With one great hand, he seized the Siren’s long, flowing hair, while with the other he punched her in the chest so hard that her sternum and clavicles shattered and ripped the upper part of her spine out her back.

He wrenched off her head and swung it by its hair like a flail. The nearer of the remaining two took her sister’s head square in the face, hard enough to shatter every monstrous bone in her skull and drop her dead on the sand. The last Siren turned to flee, but Kratos whipped the remains of the first Siren’s head around his own and hurled it like a throwing hammer. The severed head struck the fleeing Siren between the shoulder blades, hard enough to shatter her spine. Splinters of bone shredded her lungs, which put a stop to her hideous keening cry.

Kratos stood over the dying Siren for a moment, with nothing resembling pity on his face. He crushed her head with a stomp of his sandal.

He hurried up the steps into the razed structure. Oddly, though the place appeared to be a ruin, the stairways and corridors were all lined with burning lamps, so he had not the slightest difficulty seeing his way. He followed the light…

… and eventually burst out into daylight again, on a balcony of dizzying height, looking upon the endless sandstorm raging across the Desert of Lost Souls. Kratos paused to examine crude reliefs carved on the walls to either side. One depicted gods appearing before Pathos Verdes III, commanding him to build a mighty temple to house the greatest weapon on earth or Olympus. The other showed the temple being chained to the back of Cronos-a disrespectful way for Zeus to treat his own father, even if Cronos had tried to eat Zeus as soon as the future king was born. Chained to the stone at the far lip of the balcony stood a horn larger than Kratos’s whole body. Curious carvings raked backward along the length of the horn; precious jewels rimmed its far end. Heavy chains fastened the horn into place at the edge of the balcony. Kratos went to the smaller end of the great horn, put his lips to it, and blew.

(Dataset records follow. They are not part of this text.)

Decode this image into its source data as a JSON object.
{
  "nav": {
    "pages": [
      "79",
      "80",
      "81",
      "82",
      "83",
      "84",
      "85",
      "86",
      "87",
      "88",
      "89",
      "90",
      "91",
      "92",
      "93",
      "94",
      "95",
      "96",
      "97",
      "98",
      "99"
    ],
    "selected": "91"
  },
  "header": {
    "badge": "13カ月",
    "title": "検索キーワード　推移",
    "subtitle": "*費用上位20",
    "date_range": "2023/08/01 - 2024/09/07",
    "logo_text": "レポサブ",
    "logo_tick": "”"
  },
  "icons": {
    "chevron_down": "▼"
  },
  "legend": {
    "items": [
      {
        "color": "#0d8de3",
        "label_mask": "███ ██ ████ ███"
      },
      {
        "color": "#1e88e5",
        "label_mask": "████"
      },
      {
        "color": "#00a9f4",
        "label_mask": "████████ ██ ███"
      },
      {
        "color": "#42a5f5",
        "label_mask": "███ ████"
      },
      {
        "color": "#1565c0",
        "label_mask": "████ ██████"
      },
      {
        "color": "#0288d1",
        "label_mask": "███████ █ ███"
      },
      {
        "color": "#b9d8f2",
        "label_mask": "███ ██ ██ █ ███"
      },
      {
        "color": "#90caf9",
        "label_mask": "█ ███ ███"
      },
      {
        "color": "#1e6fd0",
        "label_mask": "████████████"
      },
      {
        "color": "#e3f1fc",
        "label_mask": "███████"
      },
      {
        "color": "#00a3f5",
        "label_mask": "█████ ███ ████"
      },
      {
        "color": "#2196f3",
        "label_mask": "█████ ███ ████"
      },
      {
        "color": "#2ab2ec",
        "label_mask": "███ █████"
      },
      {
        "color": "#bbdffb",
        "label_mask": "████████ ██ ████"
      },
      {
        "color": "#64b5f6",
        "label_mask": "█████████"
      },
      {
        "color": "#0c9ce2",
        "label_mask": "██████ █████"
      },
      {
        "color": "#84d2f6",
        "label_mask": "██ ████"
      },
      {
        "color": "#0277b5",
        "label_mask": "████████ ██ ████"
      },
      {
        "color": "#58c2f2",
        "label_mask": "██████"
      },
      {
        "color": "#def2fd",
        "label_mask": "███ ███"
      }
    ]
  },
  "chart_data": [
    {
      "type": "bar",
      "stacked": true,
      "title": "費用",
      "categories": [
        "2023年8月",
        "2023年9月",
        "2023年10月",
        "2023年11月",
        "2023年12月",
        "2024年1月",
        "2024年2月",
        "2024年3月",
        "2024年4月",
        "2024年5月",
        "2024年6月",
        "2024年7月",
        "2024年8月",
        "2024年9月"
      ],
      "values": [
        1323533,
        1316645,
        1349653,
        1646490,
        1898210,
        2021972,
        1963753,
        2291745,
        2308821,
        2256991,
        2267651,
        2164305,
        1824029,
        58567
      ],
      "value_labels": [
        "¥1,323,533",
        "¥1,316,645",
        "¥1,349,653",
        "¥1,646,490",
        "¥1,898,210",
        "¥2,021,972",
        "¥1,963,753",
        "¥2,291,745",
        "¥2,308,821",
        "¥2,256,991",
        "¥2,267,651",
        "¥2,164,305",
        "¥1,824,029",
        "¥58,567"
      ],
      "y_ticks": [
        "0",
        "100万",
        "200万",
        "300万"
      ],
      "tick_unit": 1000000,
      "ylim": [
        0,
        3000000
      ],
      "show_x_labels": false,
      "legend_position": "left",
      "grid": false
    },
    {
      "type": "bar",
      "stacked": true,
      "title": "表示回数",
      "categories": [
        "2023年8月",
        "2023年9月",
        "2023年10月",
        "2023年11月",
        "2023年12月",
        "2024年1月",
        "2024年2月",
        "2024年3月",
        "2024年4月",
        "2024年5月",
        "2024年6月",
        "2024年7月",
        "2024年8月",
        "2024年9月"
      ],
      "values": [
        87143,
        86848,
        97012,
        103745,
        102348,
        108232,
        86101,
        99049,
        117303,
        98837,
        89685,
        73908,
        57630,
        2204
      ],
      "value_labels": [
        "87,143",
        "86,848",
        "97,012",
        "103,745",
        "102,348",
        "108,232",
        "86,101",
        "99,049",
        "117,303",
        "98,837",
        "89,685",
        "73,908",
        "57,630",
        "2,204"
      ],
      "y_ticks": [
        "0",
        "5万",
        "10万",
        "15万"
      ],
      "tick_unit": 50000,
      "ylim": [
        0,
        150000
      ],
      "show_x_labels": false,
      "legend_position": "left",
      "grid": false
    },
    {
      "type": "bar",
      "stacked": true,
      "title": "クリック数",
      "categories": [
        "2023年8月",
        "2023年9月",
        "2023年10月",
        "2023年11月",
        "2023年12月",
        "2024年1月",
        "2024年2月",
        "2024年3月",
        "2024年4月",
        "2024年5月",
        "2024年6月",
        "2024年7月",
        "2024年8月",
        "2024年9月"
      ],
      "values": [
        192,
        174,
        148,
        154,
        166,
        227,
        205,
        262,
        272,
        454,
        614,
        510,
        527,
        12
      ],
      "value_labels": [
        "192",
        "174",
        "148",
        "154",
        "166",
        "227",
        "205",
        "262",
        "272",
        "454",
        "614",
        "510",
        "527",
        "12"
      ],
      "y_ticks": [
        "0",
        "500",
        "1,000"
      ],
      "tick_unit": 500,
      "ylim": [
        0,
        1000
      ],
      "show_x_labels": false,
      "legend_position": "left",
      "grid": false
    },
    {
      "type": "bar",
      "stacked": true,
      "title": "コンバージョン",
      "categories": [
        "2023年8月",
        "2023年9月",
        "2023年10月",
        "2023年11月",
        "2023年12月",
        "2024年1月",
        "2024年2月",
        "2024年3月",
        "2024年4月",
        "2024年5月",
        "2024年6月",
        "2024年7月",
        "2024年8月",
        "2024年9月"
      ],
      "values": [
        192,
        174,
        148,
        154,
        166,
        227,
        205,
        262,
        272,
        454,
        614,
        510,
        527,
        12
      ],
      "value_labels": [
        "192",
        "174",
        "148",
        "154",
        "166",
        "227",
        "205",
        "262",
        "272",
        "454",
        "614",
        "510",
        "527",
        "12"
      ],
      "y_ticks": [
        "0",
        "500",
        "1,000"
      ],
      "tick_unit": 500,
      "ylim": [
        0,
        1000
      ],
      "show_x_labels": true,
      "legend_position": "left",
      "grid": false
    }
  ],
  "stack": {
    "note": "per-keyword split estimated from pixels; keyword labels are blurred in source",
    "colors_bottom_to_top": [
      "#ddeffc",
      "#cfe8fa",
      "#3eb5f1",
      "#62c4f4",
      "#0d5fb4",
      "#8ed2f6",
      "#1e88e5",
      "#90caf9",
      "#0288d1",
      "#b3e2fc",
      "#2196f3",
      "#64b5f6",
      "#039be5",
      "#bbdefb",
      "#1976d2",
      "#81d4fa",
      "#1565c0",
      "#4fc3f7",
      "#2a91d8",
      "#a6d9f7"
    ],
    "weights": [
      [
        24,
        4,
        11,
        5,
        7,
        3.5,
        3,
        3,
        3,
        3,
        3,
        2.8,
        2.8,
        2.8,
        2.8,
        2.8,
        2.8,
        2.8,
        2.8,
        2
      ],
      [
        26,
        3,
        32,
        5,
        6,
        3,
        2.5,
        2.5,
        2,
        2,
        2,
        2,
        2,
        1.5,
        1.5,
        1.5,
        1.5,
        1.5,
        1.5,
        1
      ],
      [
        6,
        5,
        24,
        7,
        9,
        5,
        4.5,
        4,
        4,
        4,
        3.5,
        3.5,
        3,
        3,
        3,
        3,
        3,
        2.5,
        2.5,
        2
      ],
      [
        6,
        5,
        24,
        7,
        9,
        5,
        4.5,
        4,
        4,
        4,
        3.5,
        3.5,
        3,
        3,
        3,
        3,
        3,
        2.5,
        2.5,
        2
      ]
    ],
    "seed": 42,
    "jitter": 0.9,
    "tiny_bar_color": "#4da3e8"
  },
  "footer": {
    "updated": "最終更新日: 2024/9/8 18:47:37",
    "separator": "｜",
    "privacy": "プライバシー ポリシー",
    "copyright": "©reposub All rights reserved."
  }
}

A mighty blast roared from the horn’s opposite end, harrowing apart the swirling desert sands before Kratos and somehow holding them at bay to open a path before him. Far in the distance along this path, he glimpsed another structure, a grander and more curious one. As he squinted at it, trying to make out details, that mighty temple began to move toward him. Kratos sucked in his breath as he saw Cronos arch and cause the Temple of Pandora chained to his back to shake and rumble. Then the Titan, on hands and knees, turned and passed close to the edge of the balcony where Kratos watched.

Kratos had no time to think. He reacted. A heavy chain dangling from the Titan’s side swept past. With a powerful leap, Kratos launched himself into the air. His fingers closed about the chain, and then he was whipped about as Cronos changed direction and plunged back into the depths of the sea of sand.

SIXTEEN

HANDS BLOODIED AND ACHING, Kratos finally reached the top of the Titan’s mountainous side. For three long days he had climbed-and for the whole of the most recent day he had no longer been scaling Cronos’s hide but instead chipping his way up the mountain chained to Cronos’s back. He had lashed himself to the Titan’s side and slept fitfully several times, but on the long, long rock climb he had pushed upward without true rest. Worse was the lack of food and water as he worked ever higher on the vast Titan. When he had begun, Kratos thought the Titan moved slowly, but the higher he climbed on the side, the more he realized that Cronos sped along. Even though he crawled on hands and knees, each motion was so huge that the wind of his passage had very nearly stripped Kratos from his side more than once.